Moroccan staples through a global lens

Table 3

Coming home: Chef Fayçal Bettioui trained at New York's Per Se before embarking on a glittering decade-long career in the US and Germany with his former restaurant, Zur Krone. Table 3 opened in June 2024, marking his triumphant return to his hometown and establishing a new mission: to apply French methods and Japanese simplicity to distinctly Moroccan ingredients.

Food takes the spotlight: All black crushed concrete walls and slatted wood ceilings, Table 3's aesthetic is dimly lit and dapper – and with an open kitchen at the centre of these intimate surrounds, guests are invited to take in the cinema of Bettioui's culinary prowess. Just 13 tables populate the space, fostering a comfortable, casual atmosphere and a real sense of connection between chef and diner.
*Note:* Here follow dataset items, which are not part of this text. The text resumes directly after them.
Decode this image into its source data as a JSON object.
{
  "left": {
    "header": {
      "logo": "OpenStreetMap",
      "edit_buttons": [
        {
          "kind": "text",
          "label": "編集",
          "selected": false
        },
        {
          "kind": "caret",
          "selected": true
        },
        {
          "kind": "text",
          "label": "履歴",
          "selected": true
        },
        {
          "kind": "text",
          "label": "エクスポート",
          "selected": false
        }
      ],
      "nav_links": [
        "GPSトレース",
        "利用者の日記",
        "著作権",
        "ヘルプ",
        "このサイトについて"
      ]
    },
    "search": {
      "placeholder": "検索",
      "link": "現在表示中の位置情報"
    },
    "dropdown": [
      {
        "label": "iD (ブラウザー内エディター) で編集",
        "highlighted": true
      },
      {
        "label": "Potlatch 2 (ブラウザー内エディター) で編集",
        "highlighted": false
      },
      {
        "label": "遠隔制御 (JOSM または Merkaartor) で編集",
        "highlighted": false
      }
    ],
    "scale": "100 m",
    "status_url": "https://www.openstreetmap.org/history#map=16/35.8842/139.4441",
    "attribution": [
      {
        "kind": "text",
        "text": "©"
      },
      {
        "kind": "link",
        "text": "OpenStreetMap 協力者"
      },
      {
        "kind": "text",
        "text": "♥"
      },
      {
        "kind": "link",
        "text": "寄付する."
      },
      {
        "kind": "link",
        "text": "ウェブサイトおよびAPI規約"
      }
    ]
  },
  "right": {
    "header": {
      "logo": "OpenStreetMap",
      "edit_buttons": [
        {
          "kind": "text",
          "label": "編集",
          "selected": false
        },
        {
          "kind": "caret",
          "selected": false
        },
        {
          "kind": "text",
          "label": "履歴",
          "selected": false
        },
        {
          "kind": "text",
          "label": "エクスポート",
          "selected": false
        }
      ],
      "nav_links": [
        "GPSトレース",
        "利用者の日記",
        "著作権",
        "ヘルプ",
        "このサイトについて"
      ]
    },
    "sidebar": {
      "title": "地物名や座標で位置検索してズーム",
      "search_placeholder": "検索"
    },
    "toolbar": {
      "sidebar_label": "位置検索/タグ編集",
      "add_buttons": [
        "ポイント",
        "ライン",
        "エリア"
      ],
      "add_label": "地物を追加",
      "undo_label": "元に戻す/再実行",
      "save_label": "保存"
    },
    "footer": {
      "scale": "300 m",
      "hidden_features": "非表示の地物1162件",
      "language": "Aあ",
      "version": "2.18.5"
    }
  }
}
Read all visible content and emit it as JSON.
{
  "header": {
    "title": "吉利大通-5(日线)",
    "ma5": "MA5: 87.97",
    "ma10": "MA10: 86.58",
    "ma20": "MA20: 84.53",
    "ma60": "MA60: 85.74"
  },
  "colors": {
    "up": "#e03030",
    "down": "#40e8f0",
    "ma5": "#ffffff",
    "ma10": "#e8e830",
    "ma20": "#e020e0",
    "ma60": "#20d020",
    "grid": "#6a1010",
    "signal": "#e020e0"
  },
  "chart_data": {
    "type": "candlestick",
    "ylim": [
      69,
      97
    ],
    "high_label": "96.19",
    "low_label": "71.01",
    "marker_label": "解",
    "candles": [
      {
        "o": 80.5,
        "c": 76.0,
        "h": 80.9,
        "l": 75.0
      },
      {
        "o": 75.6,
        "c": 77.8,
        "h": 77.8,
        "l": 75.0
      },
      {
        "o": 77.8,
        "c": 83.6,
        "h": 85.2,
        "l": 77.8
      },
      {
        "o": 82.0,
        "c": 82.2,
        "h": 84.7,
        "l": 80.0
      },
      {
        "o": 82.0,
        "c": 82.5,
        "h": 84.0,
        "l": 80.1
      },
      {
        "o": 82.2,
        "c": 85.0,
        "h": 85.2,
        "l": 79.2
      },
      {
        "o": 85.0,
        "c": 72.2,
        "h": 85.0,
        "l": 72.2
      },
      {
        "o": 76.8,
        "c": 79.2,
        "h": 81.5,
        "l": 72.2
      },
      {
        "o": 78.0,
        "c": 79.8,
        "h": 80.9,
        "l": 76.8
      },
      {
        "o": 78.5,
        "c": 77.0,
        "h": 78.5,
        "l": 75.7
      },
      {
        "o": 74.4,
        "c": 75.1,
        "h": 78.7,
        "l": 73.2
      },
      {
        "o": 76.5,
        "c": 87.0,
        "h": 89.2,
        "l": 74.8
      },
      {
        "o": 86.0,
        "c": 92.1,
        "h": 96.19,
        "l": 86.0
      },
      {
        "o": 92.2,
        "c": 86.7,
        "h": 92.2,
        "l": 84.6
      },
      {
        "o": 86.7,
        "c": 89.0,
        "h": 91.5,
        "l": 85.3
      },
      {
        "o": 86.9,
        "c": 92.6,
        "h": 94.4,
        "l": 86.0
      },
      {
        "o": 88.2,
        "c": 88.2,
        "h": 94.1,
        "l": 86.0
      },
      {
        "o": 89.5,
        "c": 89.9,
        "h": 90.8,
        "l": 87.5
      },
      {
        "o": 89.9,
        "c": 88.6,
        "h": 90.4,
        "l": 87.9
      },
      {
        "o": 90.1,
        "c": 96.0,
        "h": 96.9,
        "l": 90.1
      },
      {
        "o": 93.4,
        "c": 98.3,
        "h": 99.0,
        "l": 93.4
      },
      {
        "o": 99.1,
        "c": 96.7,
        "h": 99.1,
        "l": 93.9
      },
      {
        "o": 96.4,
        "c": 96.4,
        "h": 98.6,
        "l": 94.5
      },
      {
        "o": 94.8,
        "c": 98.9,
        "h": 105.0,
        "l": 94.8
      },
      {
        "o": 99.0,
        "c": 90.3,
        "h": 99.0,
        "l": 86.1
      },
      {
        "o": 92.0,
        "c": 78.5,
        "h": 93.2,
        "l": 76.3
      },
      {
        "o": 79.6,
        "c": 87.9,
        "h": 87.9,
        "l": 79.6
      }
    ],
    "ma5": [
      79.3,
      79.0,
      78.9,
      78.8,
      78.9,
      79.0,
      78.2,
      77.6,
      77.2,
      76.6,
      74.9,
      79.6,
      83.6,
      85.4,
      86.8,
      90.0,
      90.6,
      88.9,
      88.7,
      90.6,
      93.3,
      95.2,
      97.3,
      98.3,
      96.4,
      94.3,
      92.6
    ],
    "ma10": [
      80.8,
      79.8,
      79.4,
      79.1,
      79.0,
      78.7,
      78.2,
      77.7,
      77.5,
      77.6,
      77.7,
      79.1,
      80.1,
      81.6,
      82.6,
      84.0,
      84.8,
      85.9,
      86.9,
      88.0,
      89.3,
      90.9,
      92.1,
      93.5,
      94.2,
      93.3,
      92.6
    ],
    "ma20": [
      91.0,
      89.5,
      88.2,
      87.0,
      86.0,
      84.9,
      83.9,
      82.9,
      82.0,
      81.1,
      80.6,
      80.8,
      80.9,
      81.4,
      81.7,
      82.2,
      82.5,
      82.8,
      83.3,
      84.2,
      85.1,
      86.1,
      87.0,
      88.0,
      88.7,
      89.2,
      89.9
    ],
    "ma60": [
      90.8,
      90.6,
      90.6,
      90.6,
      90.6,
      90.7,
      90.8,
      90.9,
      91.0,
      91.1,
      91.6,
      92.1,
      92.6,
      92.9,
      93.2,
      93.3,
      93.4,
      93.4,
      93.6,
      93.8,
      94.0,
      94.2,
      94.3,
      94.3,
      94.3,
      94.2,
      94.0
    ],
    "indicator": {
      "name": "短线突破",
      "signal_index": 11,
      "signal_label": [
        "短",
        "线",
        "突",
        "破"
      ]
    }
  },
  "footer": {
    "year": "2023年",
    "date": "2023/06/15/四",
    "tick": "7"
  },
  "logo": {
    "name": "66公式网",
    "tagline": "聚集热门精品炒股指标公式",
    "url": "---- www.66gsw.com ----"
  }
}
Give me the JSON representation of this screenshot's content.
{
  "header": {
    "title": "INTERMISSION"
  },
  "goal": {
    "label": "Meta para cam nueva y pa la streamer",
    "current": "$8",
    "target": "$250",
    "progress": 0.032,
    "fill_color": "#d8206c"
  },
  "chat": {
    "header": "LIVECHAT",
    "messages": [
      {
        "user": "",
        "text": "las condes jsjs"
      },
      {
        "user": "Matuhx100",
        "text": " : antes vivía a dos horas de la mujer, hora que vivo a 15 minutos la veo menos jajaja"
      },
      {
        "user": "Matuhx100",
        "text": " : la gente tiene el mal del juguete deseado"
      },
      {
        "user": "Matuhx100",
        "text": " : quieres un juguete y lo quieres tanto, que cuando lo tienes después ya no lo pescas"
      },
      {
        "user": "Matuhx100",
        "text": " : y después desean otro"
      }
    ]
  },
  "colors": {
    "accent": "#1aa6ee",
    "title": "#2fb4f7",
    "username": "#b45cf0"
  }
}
Field meets ocean: Seafood and plants are Table 3's main focus. Located just 200m from the Atlantic coast, the restaurant works directly with local fishers to source the freshest of catches, and 70 per cent of the greens, herbs and vegetables are picked from its own gardens. Wholesome and seasonal, each plate is unmistakably Moroccan, but elevated by innovative, modern influences.

What's on the menu? Table 3 offers tasting menu and a la carte options that change with the harvest and tides, combining bright ingredients, contrasting textures, umami-driven sauces and French-style reductions. Available since day one, Table 3's signature tuna and foie gras dish is a particular highlight: an elegant take on surf and turf, it showcases the very best of Morocco's natural bounty.